El pasado se fue y no volverá



La memoria es un instrumento muy dado a los excesos melodramáticos y a jugar con la ficción y la realidad como un niño que fabrica una pelota mezclando plastilina de varios colores. Cuando le parece oportuno nos susurra al oído mentiras convenientes y nosotros, que estamos ansiosos por disponer de un pasado, de un manual que explique de dónde venimos y cómo hemos llegado hasta aquí, las vamos adoptando como propias hasta convencernos de que los vericuetos de ese camino que hemos ido dibujando en nuestra cabeza constituyen nada menos que el mapa de nuestra existencia, el relato exacto de lo que somos. 

Cuando afirmas, por ejemplo, como sueles hacerlo, que aquel lejano mes de agosto lo hubieras dejado todo si aquella chica de ojos oscuros se hubiera fijado en ti, ¿cómo puedes estar seguro? ¿cómo sabes que, llegado el momento no habrías salido huyendo para esconderte debajo de la falda de tu invencible rutina? ¿cómo sabes que no te habrías cansado de ella o ella de ti? ¿cómo sabes que la fracción de realidad que tienes por cierta de aquella experiencia abarca todos los enigmas y todos los misterios, toda la secreta complejidad de lo que sentiste y de lo que ella sintió o no llegó a sentir? 

En realidad no lo sabes -no lo sabemos-, pero necesitamos fijar los hechos, adoptar como cierta una determinada versión de la historia (en la que, además, estamos encantados de ser los buenos y/o las víctimas) para poder conciliar el sueño, para poder soñar con algo mejor y, más que ninguna otra cosa, para poder seguir viviendo sin pegarnos un tiro en la sien o saltar desde lo alto de un viaducto con riesgo de descalabrar a algún viandante. 

La mayor parte de la gente está convencida de que el pasado es la llave maestra que abre la caja fuerte de lo que somos, de lo que sentimos, de lo que soñamos y de lo que en el futuro llegaremos a ser. No es extraño que lo crean porque así nos lo repiten una y otra vez, sin parar, el cine, la literatura y casi todos los manuales de autoayuda. Ojalá fuera tan sencillo: el psicoanálisis sería infalible y bastaría con revolver un poco en la caja de cromos de nuestra existencia para poner las cosas en orden. 

Sin embargo, mucho me temo que no funciona así. Hacerse adulto consiste (entre otras cosas) en aceptar que llegará una mañana en la que al mirarnos en el espejo descubriremos que el paciente laberinto de líneas de lo que hemos vivido ya no define lo que somos. Cuando eso ocurra ya no seremos ni el estudiante, ni el soñador, ni el viajero, ni el pecador que un día fuimos sino algo distinto, ni mejor ni peor, sólo diferente, como el agua que se ha ido calentando grado a grado hasta alcanzar la temperatura en la que cambia de estado y, de pronto, contra todo pronóstico, es capaz de volar.  

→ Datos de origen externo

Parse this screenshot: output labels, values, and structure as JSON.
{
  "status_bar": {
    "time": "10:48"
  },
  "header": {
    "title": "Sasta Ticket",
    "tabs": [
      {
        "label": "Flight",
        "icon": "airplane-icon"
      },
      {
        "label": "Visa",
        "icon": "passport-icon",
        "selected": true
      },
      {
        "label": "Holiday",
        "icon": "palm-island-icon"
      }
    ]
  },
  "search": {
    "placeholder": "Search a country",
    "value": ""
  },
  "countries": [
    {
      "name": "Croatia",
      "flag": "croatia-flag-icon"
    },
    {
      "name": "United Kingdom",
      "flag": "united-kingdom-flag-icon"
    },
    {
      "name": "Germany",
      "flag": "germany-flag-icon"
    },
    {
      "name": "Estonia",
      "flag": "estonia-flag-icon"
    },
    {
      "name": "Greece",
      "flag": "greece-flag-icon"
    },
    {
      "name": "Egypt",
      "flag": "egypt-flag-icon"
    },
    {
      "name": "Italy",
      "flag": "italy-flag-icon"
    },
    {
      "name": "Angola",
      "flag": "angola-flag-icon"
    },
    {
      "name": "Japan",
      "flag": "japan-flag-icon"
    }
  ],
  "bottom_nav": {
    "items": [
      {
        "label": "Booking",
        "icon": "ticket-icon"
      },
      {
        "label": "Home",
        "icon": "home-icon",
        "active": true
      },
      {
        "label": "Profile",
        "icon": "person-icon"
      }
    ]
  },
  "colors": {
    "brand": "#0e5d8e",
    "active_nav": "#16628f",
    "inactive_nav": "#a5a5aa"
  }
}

Tengan el valor de aceptar que su pasado quedó atrás y que ya no tiene nada que ver con ustedes: no les explica y tampoco justifica sus elecciones, su miedos y sus fracasos. No se aferren a él. No somos un tren de mercancías que recorre una y otra vez la misma vía con los ojos cerrados ni un rompehielos de ocho mil toneladas que cruza el ártico con un único propósito. Llegado el caso, si el corazón se lo pide, empiecen de cero, elijan una carretera que jamás hayan transitado y, olvidándose de todo aquello que creen haber aprendido, avancen hacia la primera aurora del horizonte, hacia un lugar en el que el aire frío limpie sus pulmones y traten de ser felices, con la única certeza de que pase lo que pase no existirá nunca nada parecido a una certeza porque todo nace, se quiebra y se reinventa a cada instante.

Y no olviden que -aunque a veces pueda resultar tentador- no hay vida más triste que la de aquel que se resigna a vivir a la sombra de su propia melancolía.